He surfs local news channels through the day on a small television gifted by a friend till 3am. He keeps checking his cellphone frequently, which is never switched off.
Bipin Ganatra’s heart may be weak, but it is very much there where he wants it to be. He is a fire chaser by passion, the only one perhaps in the country of 1.2 billion people who volunteers his body and soul to douse any blaze in Kolkata.
The self-styled firefighter reaches a blaze site in no time after catching the news on TV or through his phone, and helps the fire brigade save property and lives.
Over the past four decades, this bespectacled and frail man has fought more than 100 fires. His relentless spirit has been acknowledged in the form of a Padma Shri, the country’s fourth highest civilian award, this year.
“You never know when a fire breaks out. It could be a news item, or an SMS alert from the fire department. I am constantly on the lookout for such accidents,” said Ganatra, sitting on a mattress on the floor where he sleeps.

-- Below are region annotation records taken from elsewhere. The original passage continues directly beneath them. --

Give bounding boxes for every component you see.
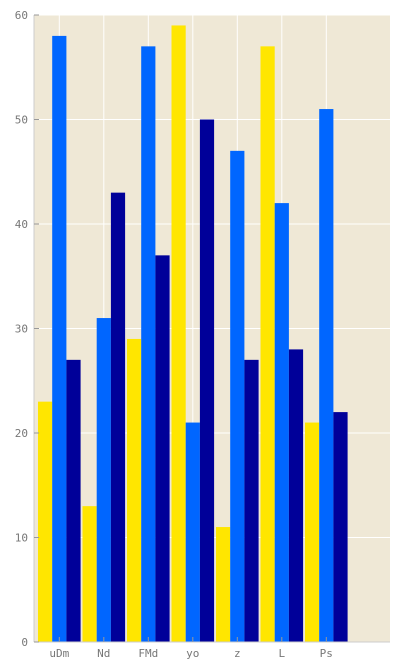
bar-Ps-series-3 <box>333 412 348 642</box>
bar-FMd-series-2 <box>141 46 156 643</box>
bar-Ps-series-2 <box>319 109 334 643</box>
bar-uDm-series-1 <box>38 401 53 642</box>
bar-yo-series-2 <box>185 422 200 642</box>
bar-Nd-series-1 <box>82 506 97 642</box>
y-tick-label-50: 50 <box>15 114 28 127</box>
x-tick-label-uDm: uDm <box>49 647 69 660</box>
bar-L-series-3 <box>288 349 304 642</box>
bar-L-series-1 <box>260 46 275 643</box>
bar-Ps-series-1 <box>305 422 320 642</box>
x-tick-label-FMd: FMd <box>138 647 158 660</box>
y-tick-labels: 0 10 20 30 40 50 60 <box>15 9 39 649</box>
bar-Nd-series-2 <box>96 318 111 642</box>
y-tick-label-30: 30 <box>15 323 28 336</box>
x-tick-label-yo: yo <box>186 647 199 660</box>
y-tick-label-20: 20 <box>15 427 28 440</box>
bar-FMd-series-1 <box>127 338 142 642</box>
bar-yo-series-3 <box>199 119 215 642</box>
y-tick-label-0: 0 <box>21 636 28 649</box>
bar-z-series-3 <box>244 359 259 642</box>
x-tick-label-z: z <box>234 647 241 660</box>
bar-yo-series-1 <box>171 25 186 642</box>
bars <box>38 25 348 643</box>
bar-FMd-series-3 <box>155 255 170 642</box>
bar-Nd-series-3 <box>110 192 126 642</box>
x-tick-label-Ps: Ps <box>320 647 333 660</box>
bar-L-series-2 <box>274 203 289 642</box>
x-tick-labels: uDm Nd FMd yo z L Ps <box>49 637 333 660</box>
y-tick-label-40: 40 <box>15 218 28 231</box>
bar-z-series-2 <box>230 150 245 642</box>
bar-z-series-1 <box>216 527 231 642</box>
bar-uDm-series-3 <box>66 359 81 642</box>
bar-uDm-series-2 <box>52 35 67 642</box>
y-tick-label-60: 60 <box>15 9 28 22</box>
x-tick-label-L: L <box>278 647 285 660</box>
x-tick-label-Nd: Nd <box>97 647 110 660</box>
y-tick-label-10: 10 <box>15 532 28 545</box>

He is not too delighted with the award, worried that the honour has increased his responsibility.
“More than my own satisfaction, I have to now ensure that a Padma Shri never gets tarnished by my lack of efforts,” he said.
The youngest son of a small-time shares trader, Ganatra was around 12 when his elder brother Narendra was killed in a fire on a Diwali night in Howrah. It changed his life; he dropped out of school and started chasing fires since then.
“Every time I saw the red beacon on a fire truck or heard its clanging bells, I chased them. I joined the firemen as soon as I reached the spot. Initially they didn’t allow me to douse the flames, and I helped them with odd jobs such as carrying hosepipes.”
Today he is considered part of the firefighting force.
Ironically, he lives in a house that doesn’t have any fire safety measures. A mesh of electric wires dangle from the ceiling in each floor, illegal godowns stacked with plywood and chemicals occupy the ground floor.
His room has the bare minimum to sustain his austere bachelor life. On a wall hangs a firefighting uniform gifted to him in 1994 by the fire services. He never uses it, but wore it to pose for HT.
Another wall is adorned with medals, badges, trophies, photographs and certificates that he has received over the years.
“Ganatra serves society in the truest sense of the term. We are all proud of him and happy that his efforts for four decades have been finally acknowledged,” said GP Ghosh, director of the state fire department.